PGY2s have 8 additional weeks of an ambulatory primary care elective, complementing the 14-week program of ambulatory primary care, for a total of 22 weeks of primary care.  In the PGY2 year, residents hone their primary care skills by rotating through other specialty care clinics in addition to their continuity practices. The curriculum further delves into health policy, advocacy, ethics, and spirituality in medicine. Early in the year, residents select their research mentor and begin work on their major scholarly project.



PGY3 residents have 8 additional weeks of an ambulatory primary care elective, complementing the 14 weeks of ambulatory primary care, for a total of 22 weeks of primary care. In the PGY3 year, residents begin to take on leadership roles in the outpatient setting. The curriculum focuses on medical education, teaching, and leadership development.  PGY3s ultimately complete their scholarly projects and present their work at Medicine Research Day as well as at regional and national meetings.

Aleesha Shaik, PGY2

Aleesha Shaik, MD, PGY3

A common refrain I heard during the residency application process was that I would know where I wanted to be after the interview day. Like most, I found this hard to believe and instead prepared my spreadsheet to pragmatically consider all my options. To my surprise, I left Mount Sinai completely enamored. I still went through the motions of comparing programs, meticulously color coding my spreadsheet, but I found myself captivated by what I’d encountered at Sinai: genuine camaraderie among residents, the memorable morning report showcasing residents’ impressive medical knowledge, the palpable passion and dedication that everyone--from interns to faculty to staff--had for medicine and for patients, the unparalleled energy and enthusiasm of the program director, the number of women in leadership positions, and the strength of the Primary Care Track. And so, I joined the Sinai family.

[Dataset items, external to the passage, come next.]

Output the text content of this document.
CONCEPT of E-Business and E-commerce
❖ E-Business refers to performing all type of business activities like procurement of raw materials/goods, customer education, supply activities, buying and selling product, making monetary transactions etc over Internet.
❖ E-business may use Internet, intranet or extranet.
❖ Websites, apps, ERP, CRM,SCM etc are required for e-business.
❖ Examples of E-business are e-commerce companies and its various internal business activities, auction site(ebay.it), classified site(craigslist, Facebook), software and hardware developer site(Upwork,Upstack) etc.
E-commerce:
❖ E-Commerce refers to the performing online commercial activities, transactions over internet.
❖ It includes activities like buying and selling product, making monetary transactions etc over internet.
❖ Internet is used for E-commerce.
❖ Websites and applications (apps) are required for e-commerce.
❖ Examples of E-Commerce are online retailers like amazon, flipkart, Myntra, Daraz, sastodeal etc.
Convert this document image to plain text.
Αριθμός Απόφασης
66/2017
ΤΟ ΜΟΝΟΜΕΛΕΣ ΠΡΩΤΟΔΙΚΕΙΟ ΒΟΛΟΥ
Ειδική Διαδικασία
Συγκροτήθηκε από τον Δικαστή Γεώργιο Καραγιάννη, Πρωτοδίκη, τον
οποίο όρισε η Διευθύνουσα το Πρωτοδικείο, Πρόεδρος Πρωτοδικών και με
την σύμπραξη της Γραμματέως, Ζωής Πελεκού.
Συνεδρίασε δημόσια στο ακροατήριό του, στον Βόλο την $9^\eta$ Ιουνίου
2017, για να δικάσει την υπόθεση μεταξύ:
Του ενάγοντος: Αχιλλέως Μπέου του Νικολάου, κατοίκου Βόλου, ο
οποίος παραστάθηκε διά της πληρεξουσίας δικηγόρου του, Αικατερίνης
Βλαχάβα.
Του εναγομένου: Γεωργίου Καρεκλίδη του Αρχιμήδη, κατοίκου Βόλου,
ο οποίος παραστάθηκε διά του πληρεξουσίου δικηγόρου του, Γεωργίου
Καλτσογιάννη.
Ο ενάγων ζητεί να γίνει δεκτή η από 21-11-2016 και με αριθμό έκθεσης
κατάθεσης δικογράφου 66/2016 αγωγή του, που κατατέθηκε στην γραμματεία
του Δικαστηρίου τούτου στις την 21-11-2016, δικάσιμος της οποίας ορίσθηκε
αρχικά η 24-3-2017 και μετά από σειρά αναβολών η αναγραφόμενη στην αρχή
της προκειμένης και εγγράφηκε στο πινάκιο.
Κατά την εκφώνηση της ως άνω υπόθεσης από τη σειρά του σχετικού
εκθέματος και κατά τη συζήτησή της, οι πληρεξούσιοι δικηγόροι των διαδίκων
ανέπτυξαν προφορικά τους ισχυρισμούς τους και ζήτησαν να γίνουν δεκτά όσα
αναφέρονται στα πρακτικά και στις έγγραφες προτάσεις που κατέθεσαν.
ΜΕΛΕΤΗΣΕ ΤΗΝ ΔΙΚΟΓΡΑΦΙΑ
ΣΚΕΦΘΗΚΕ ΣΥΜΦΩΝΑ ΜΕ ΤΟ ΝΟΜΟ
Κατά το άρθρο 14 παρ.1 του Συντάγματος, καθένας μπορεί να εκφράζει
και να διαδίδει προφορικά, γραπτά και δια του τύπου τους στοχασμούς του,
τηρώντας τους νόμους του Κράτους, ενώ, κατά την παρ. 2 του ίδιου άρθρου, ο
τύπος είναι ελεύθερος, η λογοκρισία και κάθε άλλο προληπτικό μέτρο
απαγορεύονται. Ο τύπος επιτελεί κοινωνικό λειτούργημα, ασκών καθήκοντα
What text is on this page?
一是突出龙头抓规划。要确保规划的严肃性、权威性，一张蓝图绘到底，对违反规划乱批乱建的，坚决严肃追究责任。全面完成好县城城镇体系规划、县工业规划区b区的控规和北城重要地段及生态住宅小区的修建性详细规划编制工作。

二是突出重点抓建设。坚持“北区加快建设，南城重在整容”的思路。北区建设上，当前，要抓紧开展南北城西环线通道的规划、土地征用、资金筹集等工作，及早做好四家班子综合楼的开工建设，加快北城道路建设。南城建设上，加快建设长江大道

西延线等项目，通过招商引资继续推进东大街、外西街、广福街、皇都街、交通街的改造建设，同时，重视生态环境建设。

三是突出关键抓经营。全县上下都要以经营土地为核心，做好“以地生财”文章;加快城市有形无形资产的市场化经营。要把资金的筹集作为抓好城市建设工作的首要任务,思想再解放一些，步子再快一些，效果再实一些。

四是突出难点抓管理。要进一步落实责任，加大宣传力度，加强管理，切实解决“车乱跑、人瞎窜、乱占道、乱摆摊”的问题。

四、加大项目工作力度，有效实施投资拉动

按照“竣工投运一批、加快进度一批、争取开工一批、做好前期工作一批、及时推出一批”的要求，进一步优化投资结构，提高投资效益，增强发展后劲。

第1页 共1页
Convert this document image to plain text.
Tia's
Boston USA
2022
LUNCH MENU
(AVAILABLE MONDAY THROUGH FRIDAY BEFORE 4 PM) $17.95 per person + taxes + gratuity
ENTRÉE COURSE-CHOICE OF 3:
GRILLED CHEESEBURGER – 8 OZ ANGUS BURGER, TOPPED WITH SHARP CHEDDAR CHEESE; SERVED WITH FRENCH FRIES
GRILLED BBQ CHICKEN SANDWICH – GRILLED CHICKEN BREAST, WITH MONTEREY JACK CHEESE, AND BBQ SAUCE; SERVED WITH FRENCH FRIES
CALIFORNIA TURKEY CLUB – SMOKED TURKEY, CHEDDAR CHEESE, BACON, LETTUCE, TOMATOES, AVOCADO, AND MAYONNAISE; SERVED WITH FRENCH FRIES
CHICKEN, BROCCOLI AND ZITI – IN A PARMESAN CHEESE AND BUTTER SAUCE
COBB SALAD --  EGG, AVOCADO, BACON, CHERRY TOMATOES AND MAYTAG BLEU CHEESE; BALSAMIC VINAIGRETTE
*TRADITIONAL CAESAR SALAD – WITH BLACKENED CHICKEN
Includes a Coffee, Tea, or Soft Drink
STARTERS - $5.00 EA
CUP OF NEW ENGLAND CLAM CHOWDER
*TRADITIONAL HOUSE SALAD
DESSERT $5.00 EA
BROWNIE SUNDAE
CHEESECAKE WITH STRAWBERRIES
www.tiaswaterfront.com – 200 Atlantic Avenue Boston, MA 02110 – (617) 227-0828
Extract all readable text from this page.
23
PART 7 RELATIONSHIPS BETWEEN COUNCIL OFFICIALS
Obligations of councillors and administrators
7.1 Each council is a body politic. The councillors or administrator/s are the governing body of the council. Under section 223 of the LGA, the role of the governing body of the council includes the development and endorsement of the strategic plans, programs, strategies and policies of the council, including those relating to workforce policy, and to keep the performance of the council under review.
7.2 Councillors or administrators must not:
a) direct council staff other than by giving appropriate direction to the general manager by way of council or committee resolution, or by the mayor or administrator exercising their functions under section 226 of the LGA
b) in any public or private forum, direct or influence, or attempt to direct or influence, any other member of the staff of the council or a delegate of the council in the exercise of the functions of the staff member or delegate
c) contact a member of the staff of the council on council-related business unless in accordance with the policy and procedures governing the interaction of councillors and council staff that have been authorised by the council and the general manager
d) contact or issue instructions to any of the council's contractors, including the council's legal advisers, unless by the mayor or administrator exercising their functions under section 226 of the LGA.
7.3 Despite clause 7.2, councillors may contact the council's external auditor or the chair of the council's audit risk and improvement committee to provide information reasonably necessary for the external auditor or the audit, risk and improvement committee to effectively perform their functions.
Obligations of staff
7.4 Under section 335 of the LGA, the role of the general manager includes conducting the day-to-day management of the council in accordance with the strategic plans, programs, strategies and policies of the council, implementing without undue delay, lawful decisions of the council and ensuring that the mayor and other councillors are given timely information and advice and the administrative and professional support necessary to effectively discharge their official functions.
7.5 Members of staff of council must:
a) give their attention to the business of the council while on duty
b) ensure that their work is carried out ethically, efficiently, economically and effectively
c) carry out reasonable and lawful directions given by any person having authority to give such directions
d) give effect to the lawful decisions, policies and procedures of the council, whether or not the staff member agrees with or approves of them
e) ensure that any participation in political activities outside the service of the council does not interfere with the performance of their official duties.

It didn’t take me long to realize that what I’d witnessed at the interview day wasn’t just a pretense and the COVID-19 pandemic only made that more evident. Despite all the challenges we encountered in caring for these critically ill patients, the one thing we could always count on was our colleagues. Here, senior residents are fervent teachers, making sure new interns feel comfortable caring for the sickest of patients. On-call cardiology fellows bring 3am snacks and the ultrasound to help you practice evaluating ventricular function. We are surrounded by world-renowned faculty performing cutting edge research who are passionate about educating residents.

Here, you’re pushed to be the best version of yourself with the endless support and guidance of friends and mentors who are always rooting for you.

I knew coming into residency that I wanted a career in Preventive Cardiology with a focus on healthcare disparities and public health. The biggest strength of the Primary Care Track, besides the incredible leadership, is the flexibility of the program and the ability to tailor it to your individual needs and interests. Our program leadership went above and beyond in making sure I had relevant outpatient experiences and found the best mentors, while regularly checking in on my wellbeing during residency. In addition, my secondary clinic site--a unique feature of our Primary Care Track--allowed me access to an even more diverse patient population that has taught me much about social determinants of health and about being a compassionate physician.

When I was applying to college in 2009, one of my essay questions asked me to reflect on what I wanted my life to look like in 10 years. “I wake up every morning excited to go to work and do what I love,” I wrote then. Perhaps the greatest testament to the quality of this program is that I am exactly where I hoped to be.